Er hat ferner die Verpflichtung für Energieversorgungsunternehmen in §§ 2, 1 EnWG zu einer möglichst preisgünstigen, effizienten leitungsgebundenen Versorgung mit Elektrizität und Gas festgelegt.
Diese wiederum hat der Versorger, den die Preisbestimmungspflicht trifft, bei seiner Preisbestimmung zwingend zu beachten.

Er hat ferner in § 315 BGB festgelegt, wie bei einer einseitigen Leistungsbestimmungspflicht eines Vertragsteils zu verfahren ist, was auch den Fall betrifft, dass die Leistungsbestimmungspflicht den vertraglich geschuldeten Preis betrifft.

Aus diesem zusammen ergibt sich der Wille des Gesetzgebers, dass grundversorgte Kunden bzw.

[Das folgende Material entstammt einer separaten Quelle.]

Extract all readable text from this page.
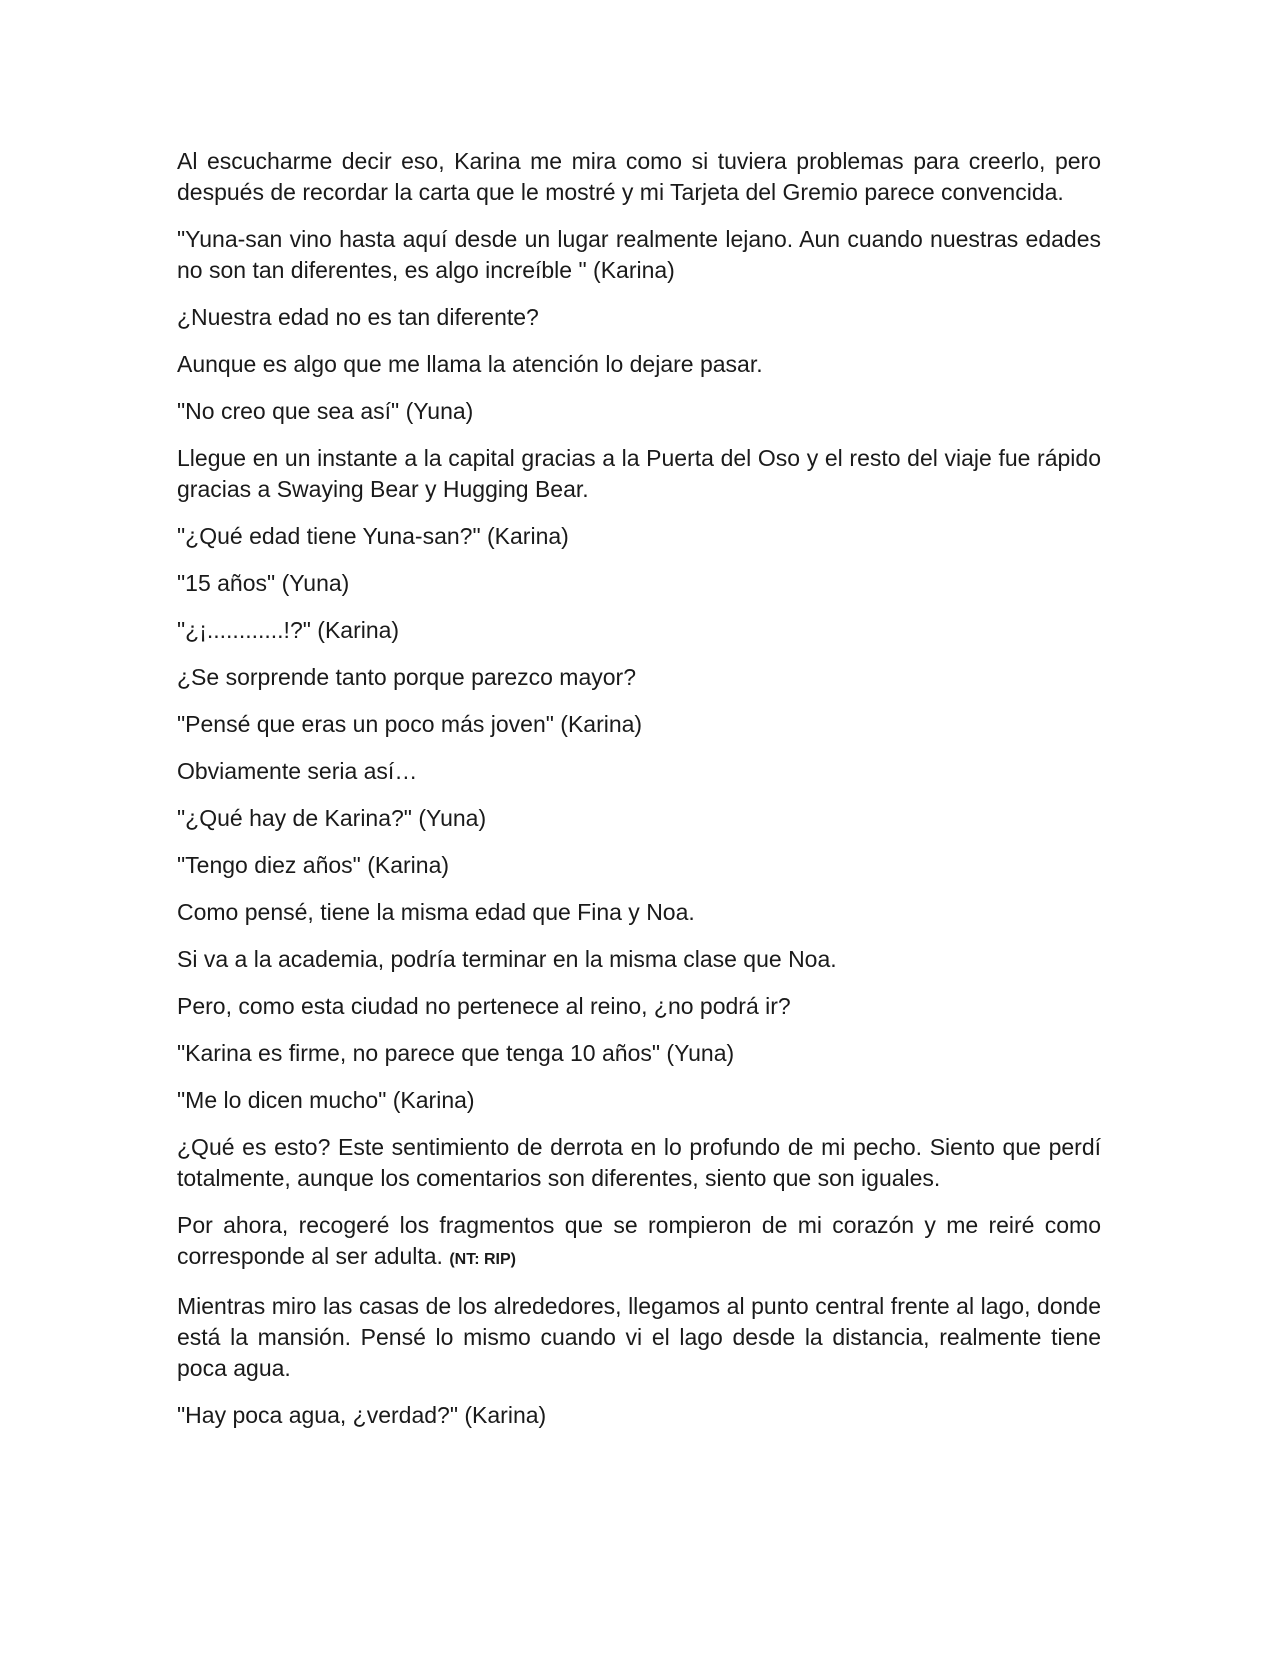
Al escucharme decir eso, Karina me mira como si tuviera problemas para creerlo, pero después de recordar la carta que le mostré y mi Tarjeta del Gremio parece convencida.

"Yuna-san vino hasta aquí desde un lugar realmente lejano. Aun cuando nuestras edades no son tan diferentes, es algo increíble " (Karina)

¿Nuestra edad no es tan diferente?

Aunque es algo que me llama la atención lo dejare pasar.

"No creo que sea así" (Yuna)

Llegue en un instante a la capital gracias a la Puerta del Oso y el resto del viaje fue rápido gracias a Swaying Bear y Hugging Bear.

"¿Qué edad tiene Yuna-san?" (Karina)

"15 años" (Yuna)

"¿¡............!?" (Karina)

¿Se sorprende tanto porque parezco mayor?

"Pensé que eras un poco más joven" (Karina)

Obviamente seria así…

"¿Qué hay de Karina?" (Yuna)

"Tengo diez años" (Karina)

Como pensé, tiene la misma edad que Fina y Noa.

Si va a la academia, podría terminar en la misma clase que Noa.

Pero, como esta ciudad no pertenece al reino, ¿no podrá ir?

"Karina es firme, no parece que tenga 10 años" (Yuna)

"Me lo dicen mucho" (Karina)

¿Qué es esto? Este sentimiento de derrota en lo profundo de mi pecho. Siento que perdí totalmente, aunque los comentarios son diferentes, siento que son iguales.

Por ahora, recogeré los fragmentos que se rompieron de mi corazón y me reiré como corresponde al ser adulta. (NT: RIP)

Mientras miro las casas de los alrededores, llegamos al punto central frente al lago, donde está la mansión. Pensé lo mismo cuando vi el lago desde la distancia, realmente tiene poca agua.

"Hay poca agua, ¿verdad?" (Karina)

Tarifkunden die aufgrund der Preisbestimmungspflicht einseitig festgesetzten Preisbestimmungen des Versorgers gerichtlich überprüfen lassen können, dies jedoch nicht müssen, wenn sie es nicht möchten, ferner dass den Versorger in einem solchen Prozess die Darlegungs- und Beweislast für die Billigkeit seiner einseitigen Preisbestimmung trifft (für die Darlegungs- und Beweislast vgl. nur BGH, Urt. v. 02.10.91 VIII ZR 240/90 = NJW-RR 1992, 183, 184).

Gerade weil der Kunde die maßgeblichen preisbildenden Kostenfaktoren selbst gar nicht kennen kann, kann er den entsprechenden notwendigen Vortrag des Energieversorgungsunternehmens in prozessual zulässiger
Weise mit Nichtwissen bestreiten, § 138 Abs. 4 ZPO.

Schließlich verbleibt dem betroffenen Kunden deshalb auch die Möglichkeit eines sofortigen Anerkenntnisses gem. § 93 ZPO, wenn er nach Unbilligkeitseinrede und Zahlungskürzungen vom Versorger auf Zahlung verklagt wird und der Versorger den maßgeblichen Vortrag über die preisbildenden Kostenfaktoren erst im gerichtlichen Verfahren hält.  

Über all dies wiederum darf sich auch der BGH nicht hinwegsetzen, Art. 20 GG.